Megumi’s mother laughed when, through translation, I asked her if she was proud to be carrying the omikoshi. It didn’t appear in the translation but it did appear on her face and in her eyes and I saw it as it billowed out of her Japanese ears. She was proud of carrying the shrine, not because she thought a Shinto god was trusting her middle-aged shoulders, but because she knew there was a time when there was meaning in it all and something done indirectly is done just the same.

Megumi and I followed one of the omikoshi parades. She and I slicing through the sweaty crowd, a singular body that managed to expand and contract in every direction, simultaneously fighting us and pushing us towards the omikoshi, a two foot by four foot box adorned with ornate gold, intricate carving and simple paper cutouts, an appropriate dichotomy for the beer-guzzling, Shinto-supporting events around it.

Late in the afternoon we met all of the omikoshi and their human conveyances in one overcrowded explosion of celebration and confused awe.
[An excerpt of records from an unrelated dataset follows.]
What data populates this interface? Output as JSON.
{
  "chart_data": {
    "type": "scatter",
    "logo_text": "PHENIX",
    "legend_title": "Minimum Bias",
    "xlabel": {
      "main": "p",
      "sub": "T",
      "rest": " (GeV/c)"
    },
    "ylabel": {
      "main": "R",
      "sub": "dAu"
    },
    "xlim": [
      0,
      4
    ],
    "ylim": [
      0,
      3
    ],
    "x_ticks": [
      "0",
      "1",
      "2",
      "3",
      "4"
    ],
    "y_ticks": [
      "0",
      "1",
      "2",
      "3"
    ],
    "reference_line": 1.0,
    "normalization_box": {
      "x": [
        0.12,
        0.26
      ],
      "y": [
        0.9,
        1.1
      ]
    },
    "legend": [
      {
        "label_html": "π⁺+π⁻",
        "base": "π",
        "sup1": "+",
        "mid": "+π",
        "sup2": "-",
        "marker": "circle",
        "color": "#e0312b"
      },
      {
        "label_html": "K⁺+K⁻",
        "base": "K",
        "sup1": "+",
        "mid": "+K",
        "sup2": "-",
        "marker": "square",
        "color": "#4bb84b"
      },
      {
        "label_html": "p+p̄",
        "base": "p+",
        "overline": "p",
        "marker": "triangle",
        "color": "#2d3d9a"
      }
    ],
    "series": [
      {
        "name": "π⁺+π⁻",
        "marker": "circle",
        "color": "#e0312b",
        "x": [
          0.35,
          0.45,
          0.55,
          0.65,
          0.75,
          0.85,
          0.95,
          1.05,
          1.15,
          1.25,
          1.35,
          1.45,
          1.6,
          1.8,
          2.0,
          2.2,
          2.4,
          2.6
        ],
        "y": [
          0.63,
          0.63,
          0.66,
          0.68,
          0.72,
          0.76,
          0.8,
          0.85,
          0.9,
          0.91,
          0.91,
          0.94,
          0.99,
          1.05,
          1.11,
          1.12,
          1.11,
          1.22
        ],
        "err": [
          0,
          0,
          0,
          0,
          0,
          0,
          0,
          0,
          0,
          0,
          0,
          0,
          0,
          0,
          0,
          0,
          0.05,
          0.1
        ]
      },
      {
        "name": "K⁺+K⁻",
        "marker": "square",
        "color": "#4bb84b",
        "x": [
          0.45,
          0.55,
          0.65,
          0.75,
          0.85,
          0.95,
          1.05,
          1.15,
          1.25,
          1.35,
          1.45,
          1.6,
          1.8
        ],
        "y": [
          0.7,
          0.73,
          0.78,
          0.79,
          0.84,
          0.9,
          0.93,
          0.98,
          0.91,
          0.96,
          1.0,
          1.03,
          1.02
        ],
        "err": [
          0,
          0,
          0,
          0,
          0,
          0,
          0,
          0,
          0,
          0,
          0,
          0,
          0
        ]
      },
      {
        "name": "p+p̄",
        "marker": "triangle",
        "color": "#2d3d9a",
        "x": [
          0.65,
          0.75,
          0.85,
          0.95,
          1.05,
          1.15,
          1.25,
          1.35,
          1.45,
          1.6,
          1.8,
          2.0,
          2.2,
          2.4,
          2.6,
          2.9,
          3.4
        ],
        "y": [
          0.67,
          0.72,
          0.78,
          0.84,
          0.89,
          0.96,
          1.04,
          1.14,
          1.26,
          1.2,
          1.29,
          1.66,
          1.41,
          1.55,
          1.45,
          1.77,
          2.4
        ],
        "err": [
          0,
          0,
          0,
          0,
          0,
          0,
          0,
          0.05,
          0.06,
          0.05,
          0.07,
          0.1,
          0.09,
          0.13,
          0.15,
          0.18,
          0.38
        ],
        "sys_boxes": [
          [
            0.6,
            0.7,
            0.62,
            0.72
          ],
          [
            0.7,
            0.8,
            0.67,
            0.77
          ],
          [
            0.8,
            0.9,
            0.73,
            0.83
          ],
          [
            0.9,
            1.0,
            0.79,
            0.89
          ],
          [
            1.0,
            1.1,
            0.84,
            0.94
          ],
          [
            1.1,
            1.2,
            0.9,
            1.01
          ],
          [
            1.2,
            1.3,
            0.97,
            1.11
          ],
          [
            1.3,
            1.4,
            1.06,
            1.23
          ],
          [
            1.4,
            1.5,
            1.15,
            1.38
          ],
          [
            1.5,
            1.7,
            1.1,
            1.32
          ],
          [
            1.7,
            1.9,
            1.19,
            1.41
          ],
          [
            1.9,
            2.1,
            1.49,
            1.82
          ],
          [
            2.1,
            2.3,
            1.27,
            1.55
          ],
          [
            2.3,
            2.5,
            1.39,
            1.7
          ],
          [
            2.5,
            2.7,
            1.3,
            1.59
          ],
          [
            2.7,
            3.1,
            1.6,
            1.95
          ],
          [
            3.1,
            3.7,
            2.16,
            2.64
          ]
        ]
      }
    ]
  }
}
The groups answered their leaders’ chants, all in competition, while rhythmically hoisting the omikoshi skyward and dancing to music which seemed to have no origin. There was clapping and whistling and singing and more, all of which came from everywhere and nowhere all at once, as I fought sweat from overtaking my voraciously consuming eyes.

As quickly as the celebration rose to its greatest height, when leaders climbed on top of the platform in front of each omikoshi and gave even more pointed direction for my glare and camera lens, it came to a halt. A wild scramble for every watering hole and beer-infused cooler in Kichijoji.

For her own part, Megumi’s mother took me to one of her favorite bars; a bar which, through her daughter’s translation, I learned would be closing in December. She bought me a Sapporo beer and some yakitori, chicken kebabs, and was surprised when I told her I was a proud American who didn’t eat McDonalds and didn’t drink Coca Cola.

The bar was more a window sill opened to the sidewalk where nostalgic festival-goers were drinking and eating while lamenting the bar’s impending demise. Smoke billowed from its small opening as chicken and corn cooked over grills, and I had a conversation couched in charades with an omatsuri veteran.

After Megumi’s mother learned my diet was based on brown rice, she insisted I take a bag of chicken breasts and an admiring smile, as I wandered once more to a subway station. I stumbled over a traditional Japanese phrase of thanks, as I tend to do, and got on a train that would return me to the normalcy of a megalopolis thousands of miles from my home. A smile stubbornly fixed above my satisfied chin.